Correlation Between COMINTL BANK and Kaiser Aluminum
Can any of the company-specific risk be diversified away by investing in both COMINTL BANK and Kaiser Aluminum at the same time? Although using a correlation coefficient on its own may not help to predict future stock returns, this module helps to understand the diversifiable risk of combining COMINTL BANK and Kaiser Aluminum into the same portfolio, which is an essential part of the fundamental portfolio management process.
By analyzing existing cross correlation between COMINTL BANK ADR1 and Kaiser Aluminum, you can compare the effects of market volatilities on COMINTL BANK and Kaiser Aluminum and check how they will diversify away market risk if combined in the same portfolio for a given time horizon. You can also utilize pair trading strategies of matching a long position in COMINTL BANK with a short position of Kaiser Aluminum. Check out your portfolio center. Please also check ongoing floating volatility patterns of COMINTL BANK and Kaiser Aluminum.
Diversification Opportunities for COMINTL BANK and Kaiser Aluminum
-0.21 | Correlation Coefficient |
Very good diversification
The 3 months correlation between COMINTL and Kaiser is -0.21. Overlapping area represents the amount of risk that can be diversified away by holding COMINTL BANK ADR1 and Kaiser Aluminum in the same portfolio, assuming nothing else is changed. The correlation between historical prices or returns on Kaiser Aluminum and COMINTL BANK is a relative statistical measure of the degree to which these equity instruments tend to move together. The correlation coefficient measures the extent to which returns on COMINTL BANK ADR1 are associated (or correlated) with Kaiser Aluminum. Values of the correlation coefficient range from -1 to +1, where. The correlation of zero (0) is possible when the price movement of Kaiser Aluminum has no effect on the direction of COMINTL BANK i.e., COMINTL BANK and Kaiser Aluminum go up and down completely randomly.
Pair Corralation between COMINTL BANK and Kaiser Aluminum
Assuming the 90 days trading horizon COMINTL BANK ADR1 is expected to under-perform the Kaiser Aluminum. But the stock apears to be less risky and, when comparing its historical volatility, COMINTL BANK ADR1 is 1.59 times less risky than Kaiser Aluminum. The stock trades about -0.01 of its potential returns per unit of risk. The Kaiser Aluminum is currently generating about 0.12 of returns per unit of risk over similar time horizon. If you would invest 6,124 in Kaiser Aluminum on September 5, 2024 and sell it today you would earn a total of 1,326 from holding Kaiser Aluminum or generate 21.65% return on investment over 90 days.

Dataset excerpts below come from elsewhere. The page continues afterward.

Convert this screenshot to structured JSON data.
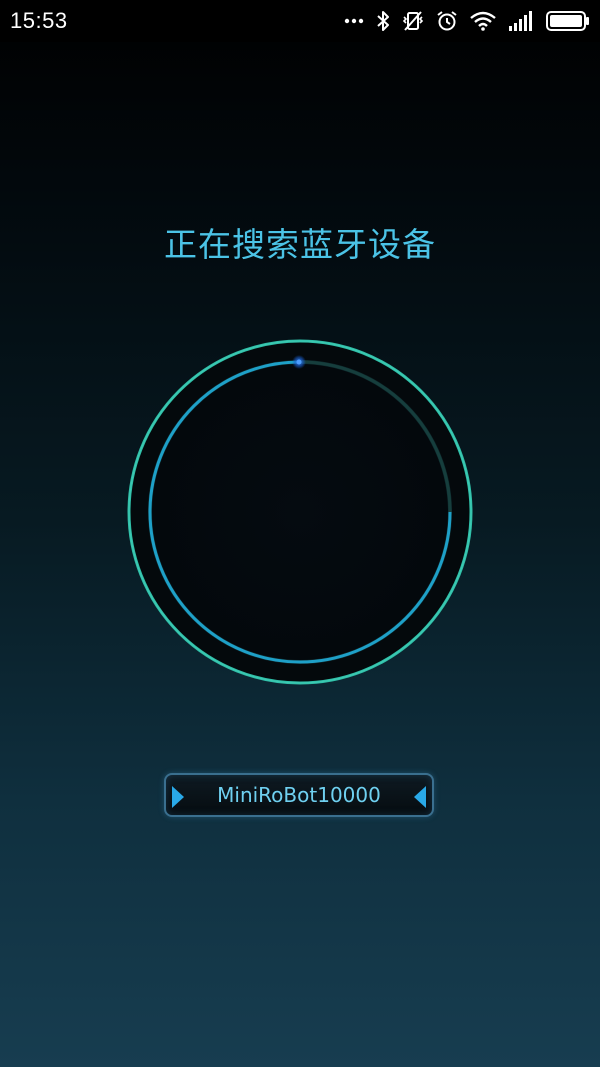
{
  "status_bar": {
    "time": "15:53",
    "icons": [
      "more-icon",
      "bluetooth-icon",
      "vibrate-icon",
      "alarm-icon",
      "wifi-icon",
      "signal-icon",
      "battery-icon"
    ]
  },
  "screen": {
    "title": "正在搜索蓝牙设备"
  },
  "scan_indicator": {
    "icon": "scanning-ring-icon"
  },
  "device_selector": {
    "device_name": "MiniRoBot10000",
    "left_icon": "arrow-left-icon",
    "right_icon": "arrow-right-icon"
  },
  "colors": {
    "accent": "#4bc3e6",
    "ring_outer": "#2fbfa8",
    "ring_inner": "#1ea0c8",
    "button_border": "#3a6f8f"
  }
}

Time Period | 3 Months [change] |
Direction | Moves Against |
Strength | Insignificant |
Accuracy | 98.46% |
Values | Daily Returns |
COMINTL BANK ADR1 vs. Kaiser Aluminum
Performance |
Timeline |
COMINTL BANK ADR1 |
Kaiser Aluminum |
COMINTL BANK and Kaiser Aluminum Volatility Contrast
Predicted Return Density |
Returns |
Pair Trading with COMINTL BANK and Kaiser Aluminum
The main advantage of trading using opposite COMINTL BANK and Kaiser Aluminum positions is that it hedges away some unsystematic risk. Because of two separate transactions, even if COMINTL BANK position performs unexpectedly, Kaiser Aluminum can make up some of the losses. Pair trading also minimizes risk from directional movements in the market. For example, if an entire industry or sector drops because of unexpected headlines, the short position in Kaiser Aluminum will offset losses from the drop in Kaiser Aluminum's long position.COMINTL BANK vs. Superior Plus Corp | COMINTL BANK vs. NMI Holdings | COMINTL BANK vs. Origin Agritech | COMINTL BANK vs. SIVERS SEMICONDUCTORS AB |
Kaiser Aluminum vs. COMINTL BANK ADR1 | Kaiser Aluminum vs. CDN IMPERIAL BANK | Kaiser Aluminum vs. United States Steel | Kaiser Aluminum vs. Commonwealth Bank of |
Check out your portfolio center.Note that this page's information should be used as a complementary analysis to find the right mix of equity instruments to add to your existing portfolios or create a brand new portfolio. You can also try the Investing Opportunities module to build portfolios using our predefined set of ideas and optimize them against your investing preferences.